REVIEW by Willard
Manus
TAPE, by Stephen Belber,
comes to L.A. with quite a pedigree-- successful productions Off-Broadway
and at the 2000 Humana Festival, plus a quickie independent film shot
digitally by Richard Linklater, starring Robert Sean Leonard and Uma Thurman.
The L.A. production is courtesy of Naked Angels, a New York-based theatre
company with a strong celebrity bias (its L.A. opening- night invitation
even listed the celebs who would be in attendance). The hype aside, TAPE
benefits from its past exposure.
All three actors in this triangle-drama have worked together on it in
the past, which makes for sharply defined characters, crisply handled
dialogue and
assured performances. The director, Geoffrey Nauffts, has been associated
with the play all along and must be credited with its swift, hard-driving
pace.
Belber, one of the three associate writers for The Laramie Project, writes
20-something characters well, particularly the two males, Vince (Dominic
Fumusa) and Jon (Josh Stamberg). Behind their boisterous, bumptious, frat-boy
facades, they are desperately trying to grow up. Though Vince is still
dealing dope for a living, Jon has become a "poet filmmaker"
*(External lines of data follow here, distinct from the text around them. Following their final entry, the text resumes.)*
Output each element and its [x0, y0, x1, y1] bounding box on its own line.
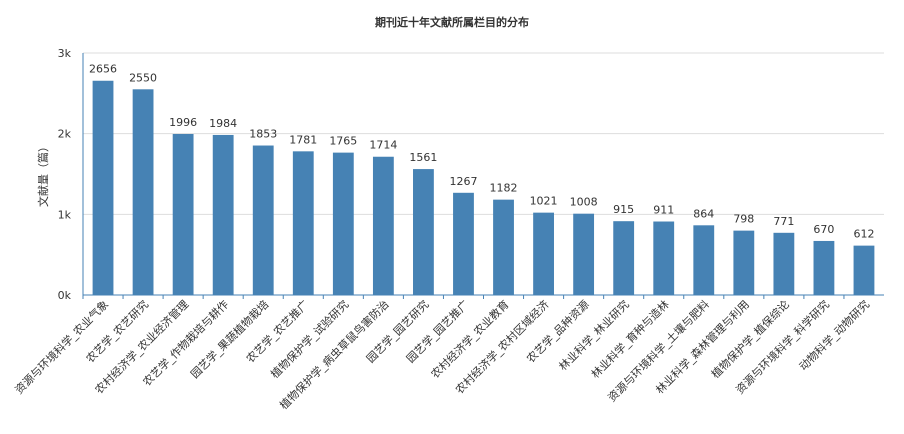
- data-label: 2550: [129, 71, 157, 84]
- bar[interactable]: [332, 152, 354, 295]
- bar[interactable]: [773, 232, 795, 295]
- y-axis-title: 文献量（篇）: [36, 141, 50, 207]
- data-label: 1984: [209, 117, 237, 130]
- data-label: 2656: [89, 63, 117, 76]
- bar[interactable]: [413, 169, 434, 295]
- grid-lines: [83, 52, 884, 215]
- data-label: 1561: [409, 151, 437, 164]
- bar[interactable]: [573, 213, 595, 295]
- y-tick-label: 1k: [58, 208, 72, 221]
- data-label: 915: [613, 203, 634, 216]
- bar[interactable]: [613, 221, 635, 295]
- data-label: 1996: [169, 116, 197, 129]
- bar[interactable]: [853, 245, 875, 295]
- data-label: 1182: [490, 182, 518, 195]
- data-label: 864: [693, 207, 714, 220]
- data-labels: 2656 2550 1996 1984 1853 1781 1765 1714 1561 1267…: [89, 63, 874, 241]
- x-tick-label: 园艺学_果蔬植物栽培: [188, 297, 272, 381]
- chart-title: 期刊近十年文献所属栏目的分布: [375, 15, 529, 29]
- x-tick-label: 林业科学_林业研究: [556, 297, 632, 373]
- bar[interactable]: [172, 133, 194, 295]
- bar[interactable]: [132, 89, 154, 295]
- data-label: 798: [733, 213, 754, 226]
- bar[interactable]: [372, 156, 394, 295]
- data-label: 771: [773, 215, 794, 228]
- data-label: 911: [653, 204, 674, 217]
- data-label: 612: [853, 228, 874, 241]
- data-label: 1008: [570, 196, 598, 209]
- data-label: 670: [813, 223, 834, 236]
- bar[interactable]: [212, 134, 234, 295]
- x-tick-label: 林业科学_育种与造林: [588, 297, 672, 381]
- data-label: 1267: [449, 175, 477, 188]
- bar[interactable]: [252, 145, 274, 295]
- bar[interactable]: [533, 212, 554, 295]
- bars: [92, 80, 875, 296]
- bar[interactable]: [733, 230, 755, 295]
- bar[interactable]: [92, 80, 114, 296]
- x-axis-ticks: 资源与环境科学_农业气象农艺学_农艺研究农村经济学_农业经济管理农艺学_作物栽培…: [12, 295, 872, 412]
- x-tick-label: 植物保护学_试验研究: [268, 297, 352, 381]
- x-tick-label: 动物科学_动物研究: [796, 297, 872, 373]
- bar[interactable]: [493, 199, 514, 295]
- data-label: 1781: [289, 133, 317, 146]
- y-tick-label: 0k: [58, 289, 72, 302]
- y-tick-label: 2k: [58, 128, 72, 141]
- bar[interactable]: [292, 151, 314, 295]
- data-label: 1021: [530, 195, 558, 208]
- bar[interactable]: [813, 240, 835, 295]
- x-tick-label: 农村经济学_农业教育: [428, 297, 512, 381]
- bar[interactable]: [453, 192, 474, 295]
- bar[interactable]: [653, 221, 675, 295]
- data-label: 1853: [249, 128, 277, 141]
- data-label: 1765: [329, 135, 357, 148]
- x-tick-label: 植物保护学_植保综论: [708, 297, 792, 381]
- bar[interactable]: [693, 225, 715, 295]
- y-axis-ticks: 0k 1k 2k 3k: [58, 47, 72, 302]
- y-tick-label: 3k: [58, 47, 72, 60]
- data-label: 1714: [369, 139, 397, 152]
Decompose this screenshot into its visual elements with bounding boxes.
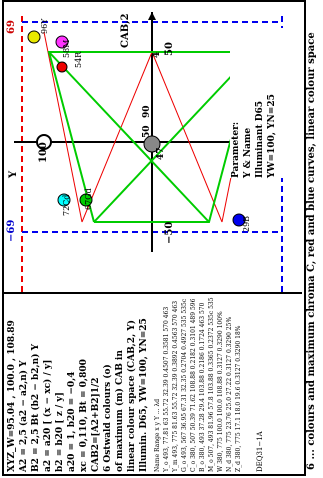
footer-code: DEQ31−1A [254,431,266,472]
table-row: Z_d 380, 775 17.1 18.0 19.6 0.3127 0.329… [233,326,245,472]
right-red-value: 69 [6,20,17,34]
point-label: 54R [74,52,83,68]
bottom-caption: 6 ... colours and maximum chroma C, red … [306,32,317,470]
tick-47: 47 [156,147,166,160]
text-line-1: A2 = 2,5 (a2 − a2,n) Y [18,360,30,472]
text-line-0: XYZ_W=95.04 , 100.0 , 108.89 [6,320,18,472]
parameter-line1: Y & Name [242,128,254,178]
text-line-5: a20 = 1, b20 = −0,4 [66,371,78,472]
text-line-2: B2 = 2,5 Bt (b2 − b2,n) Y [30,344,42,472]
axis-title-cab: CAB,2 [120,13,131,48]
red-point [57,62,67,72]
point-label: 67Gd [84,188,93,210]
parameter-box: Parameter: Y & Name Illuminant D65 YW=10… [230,28,290,178]
axis-title-y: Y [8,171,19,178]
text-line-4: b2 = b20 [ z / y] [54,392,66,472]
green-line [49,52,209,222]
text-line-10: linear colour space (CAB,2, Y) [126,320,138,472]
text-line-3: a2 = a20 [ (x − xc) / y] [42,360,54,472]
parameter-title: Parameter: [230,122,242,178]
yellow-point [28,31,40,43]
tick-50-center: 50 [142,125,152,138]
tick-90: 90 [142,105,152,118]
text-line-9: of maximum (m) CAB in [114,350,126,472]
point-label: 72Cd [62,195,71,216]
red-line [152,52,222,222]
tick-100: 100 [38,142,49,163]
left-blue-value: −69 [6,220,17,242]
tick-50-right: 50 [164,42,175,56]
text-line-8: 6 Ostwald colours (o) [102,364,114,472]
tick-4: 4 [152,52,162,58]
text-line-11: Illumin. D65, YW=100, YN=25 [138,318,150,472]
left-panel: XYZ_W=95.04 , 100.0 , 108.89 A2 = 2,5 (a… [6,297,302,472]
arrow-up [148,12,156,20]
point-label: 58M [62,40,71,58]
text-line-6: xc = 0,110, Bt = 0,800 [78,359,90,472]
parameter-line3: YW=100, YN=25 [266,94,278,178]
point-label: 29B [242,216,251,232]
parameter-line2: Illuminant D65 [254,101,266,178]
panel-divider [2,292,302,294]
point-label: 96Y [40,19,49,34]
tick-minus50: −50 [164,222,175,244]
text-line-7: CAB2=[A2+B2]1/2 [90,377,102,472]
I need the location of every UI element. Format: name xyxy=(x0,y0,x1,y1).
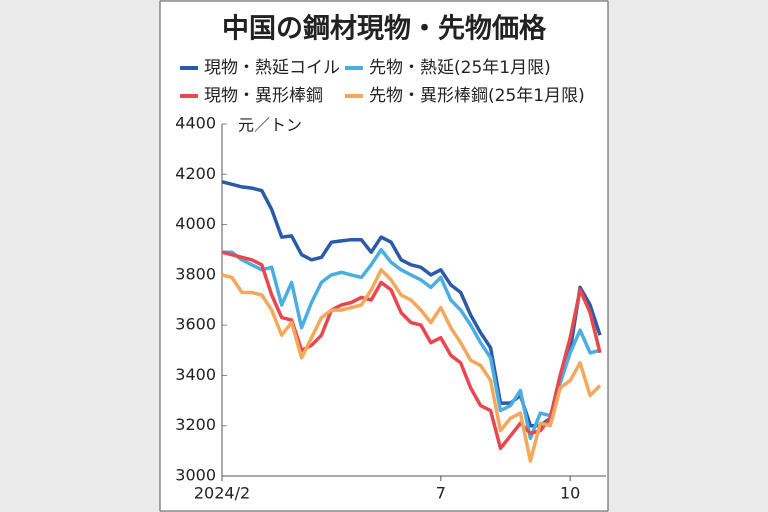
y-tick-label: 3600 xyxy=(175,315,216,334)
legend-label: 現物・熱延コイル xyxy=(204,58,340,78)
y-tick-label: 3400 xyxy=(175,365,216,384)
legend-label: 先物・異形棒鋼(25年1月限) xyxy=(369,86,585,106)
y-axis-label: 元／トン xyxy=(238,116,302,135)
series-line xyxy=(221,268,602,463)
y-tick-label: 3000 xyxy=(175,466,216,485)
y-tick-label: 4200 xyxy=(175,164,216,183)
x-tick-label: 7 xyxy=(436,484,446,503)
y-tick-label: 3200 xyxy=(175,415,216,434)
x-tick-label: 10 xyxy=(560,484,580,503)
y-tick-label: 3800 xyxy=(175,264,216,283)
legend-label: 現物・異形棒鋼 xyxy=(204,86,323,106)
series-line xyxy=(222,247,601,441)
y-tick-label: 4400 xyxy=(175,114,216,133)
y-tick-label: 4000 xyxy=(175,214,216,233)
x-tick-label: 2024/2 xyxy=(194,484,250,503)
chart-title: 中国の鋼材現物・先物価格 xyxy=(222,14,547,45)
legend-label: 先物・熱延(25年1月限) xyxy=(369,58,551,78)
and is about to show his first feature at the Lansing Film Festival, which
he hopes will lead to a Hollywood break.
We are introduced to these two old pals after a clumsy and unecessary
prologue, an offstage highschool party replete with pot- smoking, foul
language and lurid lighting. Then Belber gets down to the real drama,
Vince trying to get Jon to admit that he not only took his highschool
girlfriend Amy (Alison West) out after they broke up, but raped her at
a party. The long confrontation scene between the two of them, with Vince
trying to get at the truth and Jon trying to hide and then rationalize
his behavior, makes for
good drama. There is something strong at stake and the two manboys fight
like hell--sometimes literally--to defend their position. Vince's use
of a
hidden tape recorder not only raises the stakes but gives the play its
title.
The play's plot gears shift (and grind slightly) when Amy, now a successful
assistant district attorney, shows up and is forced by the two of them
to recall and eventually relive the date-rape night. The confrontation
turns into
retribution of a kind, with stunningly horrific results for all of them.
Belber's taut, acerbic, hard-hitting play will run through May 11 at Coast
Playhouse, 8325 Santa Monica Blvd. in West Hollyuwood.